Aquatic environments are increasingly threatened by a host of complex and overlapping phenomena: acidification, eutrophication, temperature increase, biodiversity loss and pollution. These processes strain and transform many marine and freshwater ecosystems and the diverse organisms, processes and relations which compose and rely on them. Marine and freshwater scientists are often tasked with protecting these ecosystems from some forms of anthropogenic influence while simultaneously contributing towards more “sustainable” visions of aquatic futures.

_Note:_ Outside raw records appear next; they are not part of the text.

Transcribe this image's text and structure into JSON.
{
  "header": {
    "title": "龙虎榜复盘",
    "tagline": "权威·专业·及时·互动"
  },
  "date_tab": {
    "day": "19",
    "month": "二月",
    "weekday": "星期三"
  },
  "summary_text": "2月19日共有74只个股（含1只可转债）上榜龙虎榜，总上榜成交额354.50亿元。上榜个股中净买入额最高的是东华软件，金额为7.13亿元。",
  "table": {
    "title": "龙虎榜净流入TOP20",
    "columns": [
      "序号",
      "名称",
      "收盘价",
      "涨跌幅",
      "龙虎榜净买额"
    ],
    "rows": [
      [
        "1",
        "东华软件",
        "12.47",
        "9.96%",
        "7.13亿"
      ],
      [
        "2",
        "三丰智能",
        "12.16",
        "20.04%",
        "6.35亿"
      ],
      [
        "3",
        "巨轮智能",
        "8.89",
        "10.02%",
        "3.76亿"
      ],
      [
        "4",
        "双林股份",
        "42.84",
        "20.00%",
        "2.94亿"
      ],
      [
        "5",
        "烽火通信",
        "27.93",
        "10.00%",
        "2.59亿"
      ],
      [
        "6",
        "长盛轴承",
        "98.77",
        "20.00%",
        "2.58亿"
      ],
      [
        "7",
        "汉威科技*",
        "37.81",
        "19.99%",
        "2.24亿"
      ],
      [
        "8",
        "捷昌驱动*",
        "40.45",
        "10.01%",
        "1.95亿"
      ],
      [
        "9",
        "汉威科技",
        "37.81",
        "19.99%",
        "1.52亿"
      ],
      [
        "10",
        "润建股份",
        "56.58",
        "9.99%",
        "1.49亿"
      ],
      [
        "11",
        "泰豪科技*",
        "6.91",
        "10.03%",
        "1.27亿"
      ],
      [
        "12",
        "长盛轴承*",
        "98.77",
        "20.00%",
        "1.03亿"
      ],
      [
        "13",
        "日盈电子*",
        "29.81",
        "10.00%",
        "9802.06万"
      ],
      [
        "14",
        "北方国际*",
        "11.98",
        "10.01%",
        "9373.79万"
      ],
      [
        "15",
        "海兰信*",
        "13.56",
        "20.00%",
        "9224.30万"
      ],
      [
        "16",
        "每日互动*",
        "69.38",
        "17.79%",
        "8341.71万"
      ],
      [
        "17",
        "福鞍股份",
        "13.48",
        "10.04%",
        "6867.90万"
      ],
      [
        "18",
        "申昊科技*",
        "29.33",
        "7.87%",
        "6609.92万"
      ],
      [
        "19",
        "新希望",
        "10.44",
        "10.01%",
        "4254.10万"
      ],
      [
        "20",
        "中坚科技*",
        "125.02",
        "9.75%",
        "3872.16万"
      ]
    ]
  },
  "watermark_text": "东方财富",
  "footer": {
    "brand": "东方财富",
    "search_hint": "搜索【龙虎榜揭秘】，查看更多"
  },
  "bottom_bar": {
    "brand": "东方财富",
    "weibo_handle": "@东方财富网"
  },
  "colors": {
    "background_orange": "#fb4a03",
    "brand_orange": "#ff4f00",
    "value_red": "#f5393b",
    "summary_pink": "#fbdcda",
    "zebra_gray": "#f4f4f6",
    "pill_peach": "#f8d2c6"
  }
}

These visions often invoke the notion of resilience, the ability for environments to resist, adapt to, and recover from extreme stress. The heterogeneous definitions and applications of ‘resilience’ to aquatic systems point to the underlying frictions between different ways of knowing and intervening in aqueous environments. Scientists are asked to provide ecological rationales for No-Take zones and Marine Protected Areas in some regions while suggesting catch limits for others; or to argue for moratoria to deep sea mining while contributing to knowledge and material infrastructures aiming to minimise the harm of extracting rare earth minerals required for the green-electric transition; or to contribute to new technoscientific methods for rewilding ecosystems while advancing technologies and methods for aquaculture.

This panel invites empirical and theoretical contributions that explore how aquatic sciences navigate the frictions of researching aquatic resilience: Resilience of what and for whom? What are the “goods” of aquatic resilience, and through what actions of care and valuation are they enacted? What versions of resilient futures come to count as valuable and worthy of care and protection through sciences’ relations with seas, oceans and freshwater environments? How do aquatic researchers experience and negotiate frictions in their research practices, especially vis-a-vis (techno)solutionist expectations?

At the end of the combined panel, a roundtable will help us think through the presentations and reflect on how STS work can contribute to articulating good versions of resilient aquatic futures.